I’ve become close friends with very few actors. They are of course dazzling people and I need them to do my work. When I meet a new actor with whom I want to work, it’s like discovering a new color. But I’ve always had an instinct of maintaining a certain distance from actors, because I find them uncanny and unnerving.

Sometimes a phony-baloney actor will hoodwink the public for decades, but the actors we really revere aren’t kidding around when they act. They suffer. Part of what we are paying to see when we go to the theater is suffering. We want to see actual suffering. There’s a certain Christ-like thing going on—the actors are suffering so we don’t have to.
-Tony Kushner, Paris Review


When you’re just starting to write a play, you don’t know who these people are, so you just have to listen. They’re singing a song through you, and if you can hear their melodies, then you have something to start to work with.
-Tony Kushner, Paris Review


But production is also the great thing about being a playwright. When your work is reasonably close to completion, you get to go into a room full of wonderful people who will then help you continue to write your play. The solitude of novelists and poets and nonfiction prose writers is a terribly frightening thing for me to contemplate. Actors and directors make my life so much easier, and even sometimes happier. The only problem is that, as my friend George Wolfe always says, a playwright has to be able to know when it’s time to leave the party. Rehearsal rooms are hotbeds of suffering and agony and joy and sex, or at least eroticism and excitement, and you can get very caught up in them. It’s hard to leave and go back and be alone with a blank page. This is something that every writer, playwright or otherwise, goes through.

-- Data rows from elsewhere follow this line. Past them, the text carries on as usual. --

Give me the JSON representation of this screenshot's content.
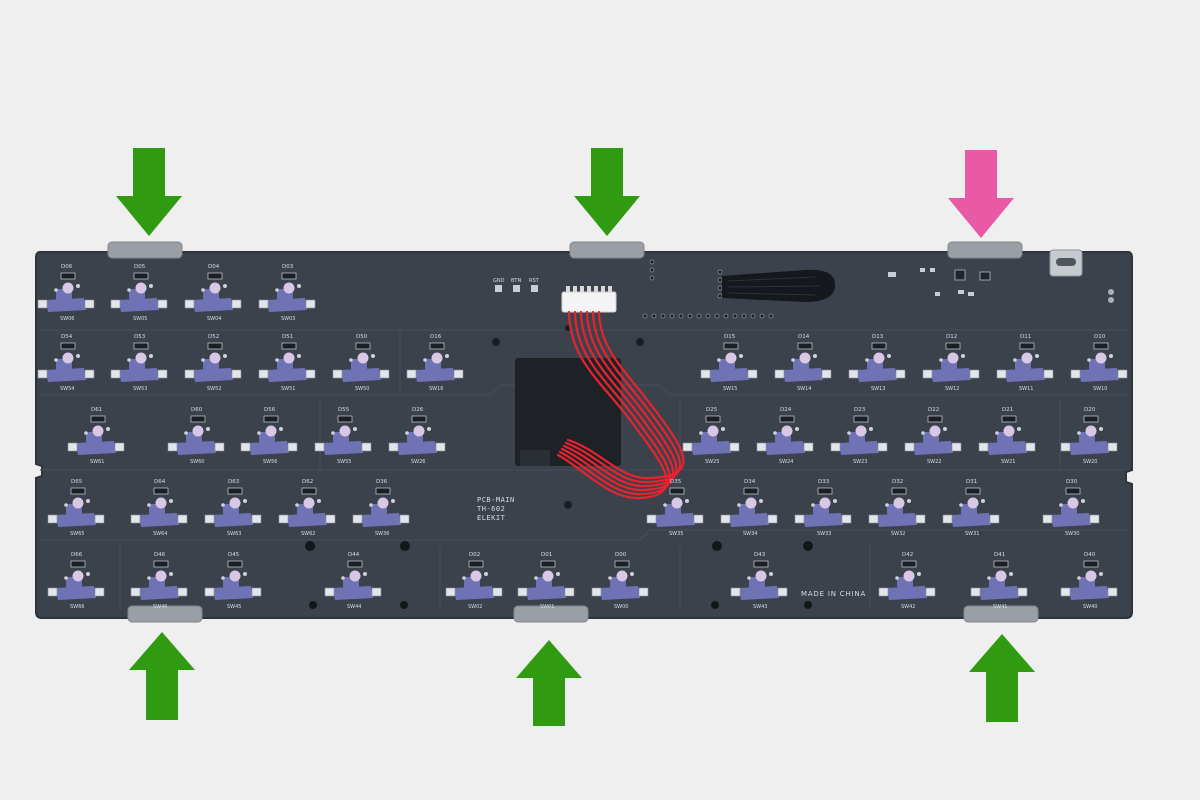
{
  "colors": {
    "background": "#efefef",
    "pcb": "#3b424c",
    "pcb_edge": "#2e343c",
    "switch_socket": "#6f73b6",
    "led_pad": "#d9c7e6",
    "clip": "#9a9fa5",
    "arrow_green": "#2f9a12",
    "arrow_pink": "#e85aa6",
    "wire_red": "#e8232f",
    "connector_white": "#f4f4f4",
    "cable_black": "#15181c",
    "battery_cutout": "#1e2227"
  },
  "board": {
    "label_lines": [
      "PCB-MAIN",
      "TH-602",
      "ELEKIT"
    ],
    "made_in": "MADE IN CHINA",
    "small_labels": [
      "GND",
      "BTN",
      "RST"
    ]
  },
  "switches": [
    {
      "d": "D06",
      "sw": "SW06"
    },
    {
      "d": "D05",
      "sw": "SW05"
    },
    {
      "d": "D04",
      "sw": "SW04"
    },
    {
      "d": "D03",
      "sw": "SW03"
    },
    {
      "d": "D54",
      "sw": "SW54"
    },
    {
      "d": "D53",
      "sw": "SW53"
    },
    {
      "d": "D52",
      "sw": "SW52"
    },
    {
      "d": "D51",
      "sw": "SW51"
    },
    {
      "d": "D50",
      "sw": "SW50"
    },
    {
      "d": "D16",
      "sw": "SW16"
    },
    {
      "d": "D15",
      "sw": "SW15"
    },
    {
      "d": "D14",
      "sw": "SW14"
    },
    {
      "d": "D13",
      "sw": "SW13"
    },
    {
      "d": "D12",
      "sw": "SW12"
    },
    {
      "d": "D11",
      "sw": "SW11"
    },
    {
      "d": "D10",
      "sw": "SW10"
    },
    {
      "d": "D61",
      "sw": "SW61"
    },
    {
      "d": "D60",
      "sw": "SW60"
    },
    {
      "d": "D56",
      "sw": "SW56"
    },
    {
      "d": "D55",
      "sw": "SW55"
    },
    {
      "d": "D26",
      "sw": "SW26"
    },
    {
      "d": "D25",
      "sw": "SW25"
    },
    {
      "d": "D24",
      "sw": "SW24"
    },
    {
      "d": "D23",
      "sw": "SW23"
    },
    {
      "d": "D22",
      "sw": "SW22"
    },
    {
      "d": "D21",
      "sw": "SW21"
    },
    {
      "d": "D20",
      "sw": "SW20"
    },
    {
      "d": "D65",
      "sw": "SW65"
    },
    {
      "d": "D64",
      "sw": "SW64"
    },
    {
      "d": "D63",
      "sw": "SW63"
    },
    {
      "d": "D62",
      "sw": "SW62"
    },
    {
      "d": "D36",
      "sw": "SW36"
    },
    {
      "d": "D35",
      "sw": "SW35"
    },
    {
      "d": "D34",
      "sw": "SW34"
    },
    {
      "d": "D33",
      "sw": "SW33"
    },
    {
      "d": "D32",
      "sw": "SW32"
    },
    {
      "d": "D31",
      "sw": "SW31"
    },
    {
      "d": "D30",
      "sw": "SW30"
    },
    {
      "d": "D66",
      "sw": "SW66"
    },
    {
      "d": "D46",
      "sw": "SW46"
    },
    {
      "d": "D45",
      "sw": "SW45"
    },
    {
      "d": "D44",
      "sw": "SW44"
    },
    {
      "d": "D02",
      "sw": "SW02"
    },
    {
      "d": "D01",
      "sw": "SW01"
    },
    {
      "d": "D00",
      "sw": "SW00"
    },
    {
      "d": "D43",
      "sw": "SW43"
    },
    {
      "d": "D42",
      "sw": "SW42"
    },
    {
      "d": "D41",
      "sw": "SW41"
    },
    {
      "d": "D40",
      "sw": "SW40"
    }
  ]
}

But as a playwright I don’t think you quite develop the same talent for solitude that poets and novelists do.

I wish I were a poet

. . . it’s the most important writing. The greatest writers are the great poets. When you bury your head in poetry, it has all the mind-exploding power of serious philosophy, but it’s also music. As a child of musicians, I find rhythm and melody very important.
-Tony Kushner, Paris Review


I found a line in Glenway Wescott’s journals that’s become my mantra - “A day’s work every day now. Now, now, now!”